Was § 167 SGB IX tatsächlich verlangt
§ 167 Absatz 1 SGB IX verlangt ein frühzeitiges Vorgehen bei Schwierigkeiten. Arbeitgeber sollen Schwerbehindertenvertretung, Interessenvertretung und Integrations- bzw. Inklusionsamt einbinden. Ziel ist der Erhalt des Arbeitsverhältnisses durch passende Maßnahmen.
Dazu gehören Arbeitsplatzanpassungen, technische Hilfen oder Qualifizierung. Das Verfahren bleibt wichtig. Es ist aber keine formelle Wirksamkeitsvoraussetzung einer Kündigung.
Wartezeit, Kleinbetrieb, KSchG: Die Abgrenzung
Die Wartezeit nach § 1 Absatz 1 KSchG beträgt sechs Monate. Erst danach prüft ein Gericht die soziale Rechtfertigung einer Kündigung. In Kleinbetrieben mit regelmäßig zehn oder weniger Beschäftigten gilt das KSchG grundsätzlich nicht. Auch dort besteht keine Präventionspflicht als Vorbedingung einer Kündigung. Die Schwelle „Wartezeit“ bleibt damit prägend.
Vorentscheidungen: Linie des BAG, Gegenposition der Instanzen
Bereits 2016 stellte das BAG zur Vorgängerregelung klar: Kein Präventionsverfahren in der Wartezeit. Einzelne Instanzgerichte sahen es später anders. Das LAG Köln verlangte 2024 ein Präventionsverfahren auch innerhalb der Wartezeit. Der neue Richterspruch beendet die Uneinheitlichkeit.
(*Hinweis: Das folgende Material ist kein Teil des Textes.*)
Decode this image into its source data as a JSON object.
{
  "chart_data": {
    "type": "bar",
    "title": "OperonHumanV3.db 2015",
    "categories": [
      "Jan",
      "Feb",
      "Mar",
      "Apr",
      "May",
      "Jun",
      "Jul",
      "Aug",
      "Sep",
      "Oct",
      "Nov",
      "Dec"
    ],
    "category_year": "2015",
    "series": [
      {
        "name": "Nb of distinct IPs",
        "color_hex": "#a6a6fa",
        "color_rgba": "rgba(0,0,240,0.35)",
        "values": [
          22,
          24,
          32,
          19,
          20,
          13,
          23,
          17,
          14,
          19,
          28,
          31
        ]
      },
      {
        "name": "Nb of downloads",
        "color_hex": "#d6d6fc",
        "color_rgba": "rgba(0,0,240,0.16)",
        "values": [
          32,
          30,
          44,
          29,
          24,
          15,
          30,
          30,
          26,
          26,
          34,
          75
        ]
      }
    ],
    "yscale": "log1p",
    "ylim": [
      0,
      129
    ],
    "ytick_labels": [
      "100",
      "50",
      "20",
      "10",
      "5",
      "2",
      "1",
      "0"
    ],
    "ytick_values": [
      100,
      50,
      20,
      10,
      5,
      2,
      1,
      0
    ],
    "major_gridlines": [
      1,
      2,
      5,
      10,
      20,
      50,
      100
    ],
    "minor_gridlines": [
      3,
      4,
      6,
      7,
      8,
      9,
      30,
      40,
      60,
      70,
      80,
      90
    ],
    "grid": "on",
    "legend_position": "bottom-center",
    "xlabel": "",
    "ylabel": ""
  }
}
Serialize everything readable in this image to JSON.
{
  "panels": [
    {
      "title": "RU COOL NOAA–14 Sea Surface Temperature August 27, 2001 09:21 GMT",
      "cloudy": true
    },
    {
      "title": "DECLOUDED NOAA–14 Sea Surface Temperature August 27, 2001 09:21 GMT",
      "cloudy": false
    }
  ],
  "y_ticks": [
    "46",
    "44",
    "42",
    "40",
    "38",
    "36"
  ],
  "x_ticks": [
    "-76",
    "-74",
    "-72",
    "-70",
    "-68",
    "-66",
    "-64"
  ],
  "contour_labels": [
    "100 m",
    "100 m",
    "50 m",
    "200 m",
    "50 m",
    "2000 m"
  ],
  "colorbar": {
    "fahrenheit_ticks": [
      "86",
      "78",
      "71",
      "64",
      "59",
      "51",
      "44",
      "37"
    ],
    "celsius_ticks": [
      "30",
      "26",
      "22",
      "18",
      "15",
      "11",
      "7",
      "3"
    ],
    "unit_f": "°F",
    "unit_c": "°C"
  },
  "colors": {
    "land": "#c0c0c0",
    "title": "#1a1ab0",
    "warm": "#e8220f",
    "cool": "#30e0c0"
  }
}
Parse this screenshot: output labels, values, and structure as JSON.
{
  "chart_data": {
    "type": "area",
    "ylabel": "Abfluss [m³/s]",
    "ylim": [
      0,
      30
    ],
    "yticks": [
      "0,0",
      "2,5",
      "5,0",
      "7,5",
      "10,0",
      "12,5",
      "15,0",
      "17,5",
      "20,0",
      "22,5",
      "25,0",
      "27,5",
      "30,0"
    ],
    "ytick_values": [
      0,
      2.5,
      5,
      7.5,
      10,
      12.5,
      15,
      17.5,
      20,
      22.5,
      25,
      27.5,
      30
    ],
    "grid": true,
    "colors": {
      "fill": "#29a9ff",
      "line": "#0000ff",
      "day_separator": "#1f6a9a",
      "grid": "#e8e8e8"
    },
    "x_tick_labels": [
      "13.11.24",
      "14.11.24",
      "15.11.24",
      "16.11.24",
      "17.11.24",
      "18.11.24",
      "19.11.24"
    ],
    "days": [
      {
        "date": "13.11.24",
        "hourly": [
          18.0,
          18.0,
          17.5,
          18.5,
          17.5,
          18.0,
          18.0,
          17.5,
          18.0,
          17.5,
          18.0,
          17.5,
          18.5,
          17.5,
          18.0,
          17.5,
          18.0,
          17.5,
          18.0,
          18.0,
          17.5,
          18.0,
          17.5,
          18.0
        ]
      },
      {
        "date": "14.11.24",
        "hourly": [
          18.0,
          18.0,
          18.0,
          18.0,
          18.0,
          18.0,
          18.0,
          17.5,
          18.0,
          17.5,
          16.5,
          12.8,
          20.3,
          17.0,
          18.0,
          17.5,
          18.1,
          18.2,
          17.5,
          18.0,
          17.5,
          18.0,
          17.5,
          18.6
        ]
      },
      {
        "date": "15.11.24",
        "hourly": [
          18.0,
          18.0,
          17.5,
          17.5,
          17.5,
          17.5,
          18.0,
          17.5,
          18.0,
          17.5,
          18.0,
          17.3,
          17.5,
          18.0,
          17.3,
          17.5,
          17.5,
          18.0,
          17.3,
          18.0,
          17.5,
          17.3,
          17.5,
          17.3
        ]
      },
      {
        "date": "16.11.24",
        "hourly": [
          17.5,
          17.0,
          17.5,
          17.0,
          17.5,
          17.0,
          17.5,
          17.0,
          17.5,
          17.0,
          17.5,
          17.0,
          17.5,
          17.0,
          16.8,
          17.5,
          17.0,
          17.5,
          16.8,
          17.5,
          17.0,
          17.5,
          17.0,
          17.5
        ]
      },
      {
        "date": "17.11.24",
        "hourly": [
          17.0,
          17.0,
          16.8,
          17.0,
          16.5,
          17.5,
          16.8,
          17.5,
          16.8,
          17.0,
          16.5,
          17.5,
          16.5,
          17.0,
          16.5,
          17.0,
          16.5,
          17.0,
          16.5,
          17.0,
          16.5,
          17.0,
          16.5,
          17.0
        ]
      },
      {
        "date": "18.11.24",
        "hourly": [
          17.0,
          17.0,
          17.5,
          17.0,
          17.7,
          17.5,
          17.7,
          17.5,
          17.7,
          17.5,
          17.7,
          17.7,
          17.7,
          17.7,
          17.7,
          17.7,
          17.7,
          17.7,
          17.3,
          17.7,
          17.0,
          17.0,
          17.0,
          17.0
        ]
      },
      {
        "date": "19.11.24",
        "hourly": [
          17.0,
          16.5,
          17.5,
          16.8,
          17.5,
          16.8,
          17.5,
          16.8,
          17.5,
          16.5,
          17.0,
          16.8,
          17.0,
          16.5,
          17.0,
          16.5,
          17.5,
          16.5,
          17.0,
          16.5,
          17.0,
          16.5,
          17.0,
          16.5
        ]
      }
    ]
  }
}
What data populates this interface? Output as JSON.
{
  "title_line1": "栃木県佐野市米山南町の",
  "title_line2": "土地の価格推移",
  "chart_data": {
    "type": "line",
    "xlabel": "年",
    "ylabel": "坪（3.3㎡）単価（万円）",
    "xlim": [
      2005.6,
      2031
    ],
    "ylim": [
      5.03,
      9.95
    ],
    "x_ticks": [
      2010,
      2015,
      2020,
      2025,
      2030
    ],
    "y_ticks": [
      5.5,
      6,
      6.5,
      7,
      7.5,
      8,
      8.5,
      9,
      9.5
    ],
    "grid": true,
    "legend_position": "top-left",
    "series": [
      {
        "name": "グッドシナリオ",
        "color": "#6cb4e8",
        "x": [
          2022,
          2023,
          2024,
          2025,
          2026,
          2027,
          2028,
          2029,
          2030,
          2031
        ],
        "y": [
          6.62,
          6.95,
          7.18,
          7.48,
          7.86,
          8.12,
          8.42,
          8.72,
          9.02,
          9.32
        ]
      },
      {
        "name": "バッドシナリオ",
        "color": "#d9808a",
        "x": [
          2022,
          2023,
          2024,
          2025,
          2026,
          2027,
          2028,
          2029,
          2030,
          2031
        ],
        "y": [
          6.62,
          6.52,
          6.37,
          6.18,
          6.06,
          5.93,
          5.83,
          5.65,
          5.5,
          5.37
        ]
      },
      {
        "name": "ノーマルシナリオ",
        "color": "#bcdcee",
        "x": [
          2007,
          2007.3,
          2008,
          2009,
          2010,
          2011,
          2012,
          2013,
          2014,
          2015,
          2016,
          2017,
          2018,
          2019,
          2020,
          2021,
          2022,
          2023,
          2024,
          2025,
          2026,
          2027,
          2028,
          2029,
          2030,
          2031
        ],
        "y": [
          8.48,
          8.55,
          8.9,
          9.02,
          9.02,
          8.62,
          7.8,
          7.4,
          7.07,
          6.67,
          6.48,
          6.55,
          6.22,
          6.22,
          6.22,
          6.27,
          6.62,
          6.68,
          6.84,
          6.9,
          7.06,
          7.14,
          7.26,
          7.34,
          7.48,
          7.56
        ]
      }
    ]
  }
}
Arbeitgeber und Beschäftigte erhalten eine klare Orientierung.
Kein Automatismus, aber klare Folgen
Das Präventionsverfahren bleibt zentral, sobald das KSchG greift. Es konkretisiert Verhältnismäßigkeit und kann Darlegungslasten beeinflussen. Unterbleibt es nach Ablauf der Wartezeit, kann das im Streitfall zulasten des Arbeitgebers wirken. In der Wartezeit entfällt dieser Anknüpfungspunkt. Die Wirksamkeit einer Kündigung hängt dort nicht von einem Präventionsverfahren ab.
Schutz bleibt: Diskriminierungsverbot und Vorkehrungen
Schwerbehinderte Menschen sind auch in der Wartezeit geschützt. Das Diskriminierungsverbot untersagt Nachteile wegen einer Behinderung. Arbeitgeber müssen angemessene Vorkehrungen treffen, soweit zumutbar. Dazu zählen praktikable Anpassungen des Arbeitsplatzes oder der Arbeitsorganisation.
Diese Pflichten gelten unabhängig vom KSchG. Sie verhindern keine Wartezeitkündigung per se. Sie untersagen aber Kündigungen mit Behinderungsbezug.
Was bedeutet das für Betroffene?
Erhalten Sie in den ersten sechs Monaten eine Kündigung, können Sie sich nicht auf ein fehlendes Präventionsverfahren stützen. Prüfen Sie stattdessen, ob ein Bezug zur Behinderung vorliegt. Suchen Sie rasch fachkundige Beratung. Dokumentieren Sie Gesprächsverläufe und Anfragen zu Anpassungen.
Verweisen Sie auf die Pflicht zu angemessenen Vorkehrungen. Achten Sie auf Fristen für eine Kündigungsschutzklage. Diese beträgt drei Wochen ab Zugang der Kündigung. Fristversäumnisse sind regelmäßig endgültig.
Einordnung für die Praxis
Die Entscheidung zieht eine klare Linie: Vor sechs Monaten kein Präventionsverfahren. Danach volle Reichweite des § 167 SGB IX. Im Kleinbetrieb gilt die gleiche Logik, solange das KSchG nicht greift. Das Diskriminierungsrecht bildet den Schutzrahmen in jeder Phase.
Für Betroffene bedeutet das: Rechte prüfen, Fristen wahren, Bezüge zur Behinderung belegen. Für Arbeitgeber gilt: Transparente Prozesse, saubere Dokumentation, rechtzeitige Prävention nach der Schwelle.